報告義務は、海外の仮想資産の保有方法によって異なる。海外金融口座の報告は、海外の金融機関または海外の仮想資産サービス提供者で開設した口座に適用される。海外のウォレットサービス提供者が介在せず、個人が直接生成・管理している個人用ウォレットは、現行の規制では海外金融口座の報告要件に現在含まれていない。

個人用ウォレットを「税務当局が無期限に調べられない領域」と解釈すべきではない。政府は、国内の仮想資産サービス提供者に対して個人の取引情報を提出させる仕組みを拡大し、海外取引情報のための国際的な交換枠組みを整備している。複数の取引所や個人用ウォレットを使う投資家は、取引日、数量、入出金の経路、ウォン換算額などの記録を保持する必要がある。

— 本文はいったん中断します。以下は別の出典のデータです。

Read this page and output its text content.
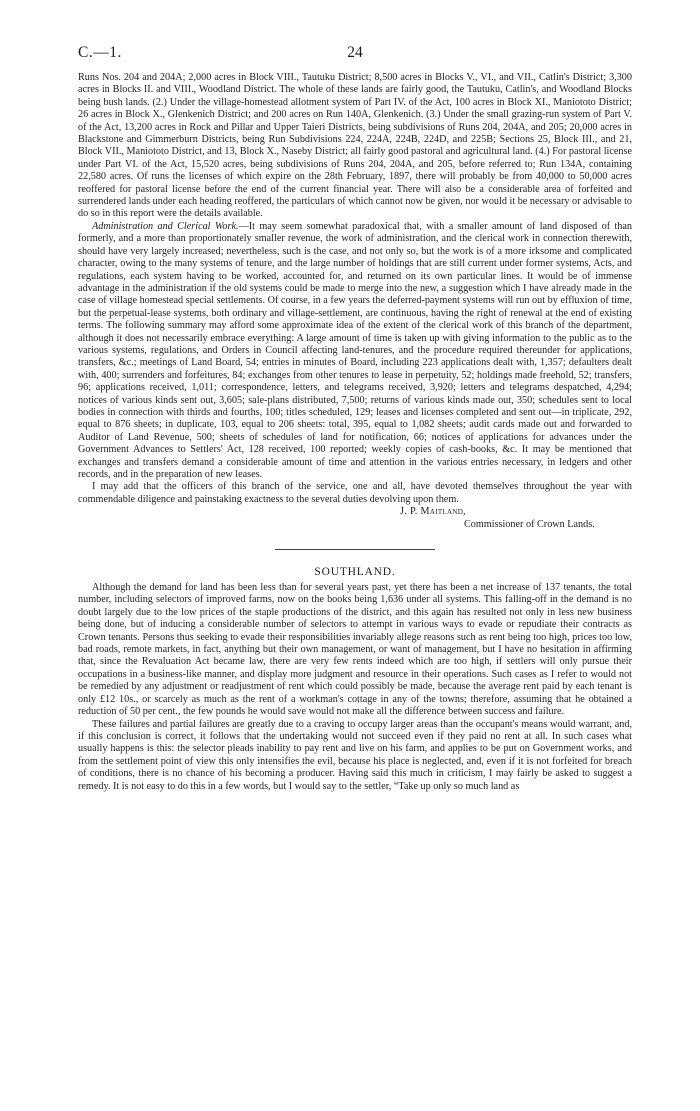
C.—1.	24

Runs Nos. 204 and 204A; 2,000 acres in Block VIII., Tautuku District; 8,500 acres in Blocks V., VI., and VII., Catlin's District; 3,300 acres in Blocks II. and VIII., Woodland District. The whole of these lands are fairly good, the Tautuku, Catlin's, and Woodland Blocks being bush lands. (2.) Under the village-homestead allotment system of Part IV. of the Act, 100 acres in Block XI., Maniototo District; 26 acres in Block X., Glenkenich District; and 200 acres on Run 140A, Glenkenich. (3.) Under the small grazing-run system of Part V. of the Act, 13,200 acres in Rock and Pillar and Upper Taieri Districts, being subdivisions of Runs 204, 204A, and 205; 20,000 acres in Blackstone and Gimmerburn Districts, being Run Subdivisions 224, 224A, 224B, 224D, and 225B; Sections 25, Block III., and 21, Block VII., Maniototo District, and 13, Block X., Naseby District; all fairly good pastoral and agricultural land. (4.) For pastoral license under Part VI. of the Act, 15,520 acres, being subdivisions of Runs 204, 204A, and 205, before referred to; Run 134A, containing 22,580 acres. Of runs the licenses of which expire on the 28th February, 1897, there will probably be from 40,000 to 50,000 acres reoffered for pastoral license before the end of the current financial year. There will also be a considerable area of forfeited and surrendered lands under each heading reoffered, the particulars of which cannot now be given, nor would it be necessary or advisable to do so in this report were the details available.

Administration and Clerical Work.—It may seem somewhat paradoxical that, with a smaller amount of land disposed of than formerly, and a more than proportionately smaller revenue, the work of administration, and the clerical work in connection therewith, should have very largely increased; nevertheless, such is the case, and not only so, but the work is of a more irksome and complicated character, owing to the many systems of tenure, and the large number of holdings that are still current under former systems, Acts, and regulations, each system having to be worked, accounted for, and returned on its own particular lines. It would be of immense advantage in the administration if the old systems could be made to merge into the new, a suggestion which I have already made in the case of village homestead special settlements. Of course, in a few years the deferred-payment systems will run out by effluxion of time, but the perpetual-lease systems, both ordinary and village-settlement, are continuous, having the right of renewal at the end of existing terms. The following summary may afford some approximate idea of the extent of the clerical work of this branch of the department, although it does not necessarily embrace everything: A large amount of time is taken up with giving information to the public as to the various systems, regulations, and Orders in Council affecting land-tenures, and the procedure required thereunder for applications, transfers, &c.; meetings of Land Board, 54; entries in minutes of Board, including 223 applications dealt with, 1,357; defaulters dealt with, 400; surrenders and forfeitures, 84; exchanges from other tenures to lease in perpetuity, 52; holdings made freehold, 52; transfers, 96; applications received, 1,011; correspondence, letters, and telegrams received, 3,920; letters and telegrams despatched, 4,294; notices of various kinds sent out, 3,605; sale-plans distributed, 7,500; returns of various kinds made out, 350; schedules sent to local bodies in connection with thirds and fourths, 100; titles scheduled, 129; leases and licenses completed and sent out—in triplicate, 292, equal to 876 sheets; in duplicate, 103, equal to 206 sheets: total, 395, equal to 1,082 sheets; audit cards made out and forwarded to Auditor of Land Revenue, 500; sheets of schedules of land for notification, 66; notices of applications for advances under the Government Advances to Settlers' Act, 128 received, 100 reported; weekly copies of cash-books, &c. It may be mentioned that exchanges and transfers demand a considerable amount of time and attention in the various entries necessary, in ledgers and other records, and in the preparation of new leases.

I may add that the officers of this branch of the service, one and all, have devoted themselves throughout the year with commendable diligence and painstaking exactness to the several duties devolving upon them.

J. P. Maitland,
Commissioner of Crown Lands.
SOUTHLAND.

Although the demand for land has been less than for several years past, yet there has been a net increase of 137 tenants, the total number, including selectors of improved farms, now on the books being 1,636 under all systems. This falling-off in the demand is no doubt largely due to the low prices of the staple productions of the district, and this again has resulted not only in less new business being done, but of inducing a considerable number of selectors to attempt in various ways to evade or repudiate their contracts as Crown tenants. Persons thus seeking to evade their responsibilities invariably allege reasons such as rent being too high, prices too low, bad roads, remote markets, in fact, anything but their own management, or want of management, but I have no hesitation in affirming that, since the Revaluation Act became law, there are very few rents indeed which are too high, if settlers will only pursue their occupations in a business-like manner, and display more judgment and resource in their operations. Such cases as I refer to would not be remedied by any adjustment or readjustment of rent which could possibly be made, because the average rent paid by each tenant is only £12 10s., or scarcely as much as the rent of a workman's cottage in any of the towns; therefore, assuming that he obtained a reduction of 50 per cent., the few pounds he would save would not make all the difference between success and failure.

These failures and partial failures are greatly due to a craving to occupy larger areas than the occupant's means would warrant, and, if this conclusion is correct, it follows that the undertaking would not succeed even if they paid no rent at all. In such cases what usually happens is this: the selector pleads inability to pay rent and live on his farm, and applies to be put on Government works, and from the settlement point of view this only intensifies the evil, because his place is neglected, and, even if it is not forfeited for breach of conditions, there is no chance of his becoming a producer. Having said this much in criticism, I may fairly be asked to suggest a remedy. It is not easy to do this in a few words, but I would say to the settler, “Take up only so much land as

税理士のイ・ヨンヨン氏は、「韓国居住者は仮想資産を売って得た資金で海外不動産を取得できる一方で、国外へ資金を移す際には、外為手続と税法の申告義務を確認しなければならない」と述べたうえで、「海外不動産投資では、利回りだけでなく、資金移動ルート、取引記録、そして海外金融口座の報告資格までを管理する必要があり、不要な税リスクを減らすことが求められる」と付け加えた。

よくある質問

韓国居住者が海外不動産を取得する際、どのような報告が必要ですか?

海外不動産を取得し、保有し、賃貸し、運用し、または処分する韓国居住者は、翌年の6月30日までに、自身の住所を管轄する税務当局へ「海外不動産取得・保有・投資運用(賃貸)および処分申告書」を提出しなければならない。年10万ドルを超える送金は、金融機関を通じて資金を送る前に、税務当局から資金確認書類を取得する必要がある。

韓国居住者は、仮想資産を保有する海外金融口座をいつ報告しなければなりませんか?

韓国居住者は、預金、株式、債券、投資信託、保険、仮想資産を含む海外金融口座の合計残高が、年内のいずれかの月末において5億ウォンを超える場合、海外金融口座を報告しなければならない。報告は、翌年の6月1日から6月30日までに、自身の住所を管轄する税務当局へ行う必要がある。海外のサービス提供者を介さず個人が直接管理している個人用ウォレットは、現在この報告要件の対象ではない。

免責事項:本ページの情報には第三者提供の内容が含まれる場合があり、参考目的のみで提供されています。これらはGateの見解や意見を示すものではなく、金融、投資、または法律上の助言を構成するものでもありません。暗号資産取引には高いリスクが伴います。意思決定を行う際には、本ページの情報のみに依存しないでください。詳細については、免責事項をご確認ください。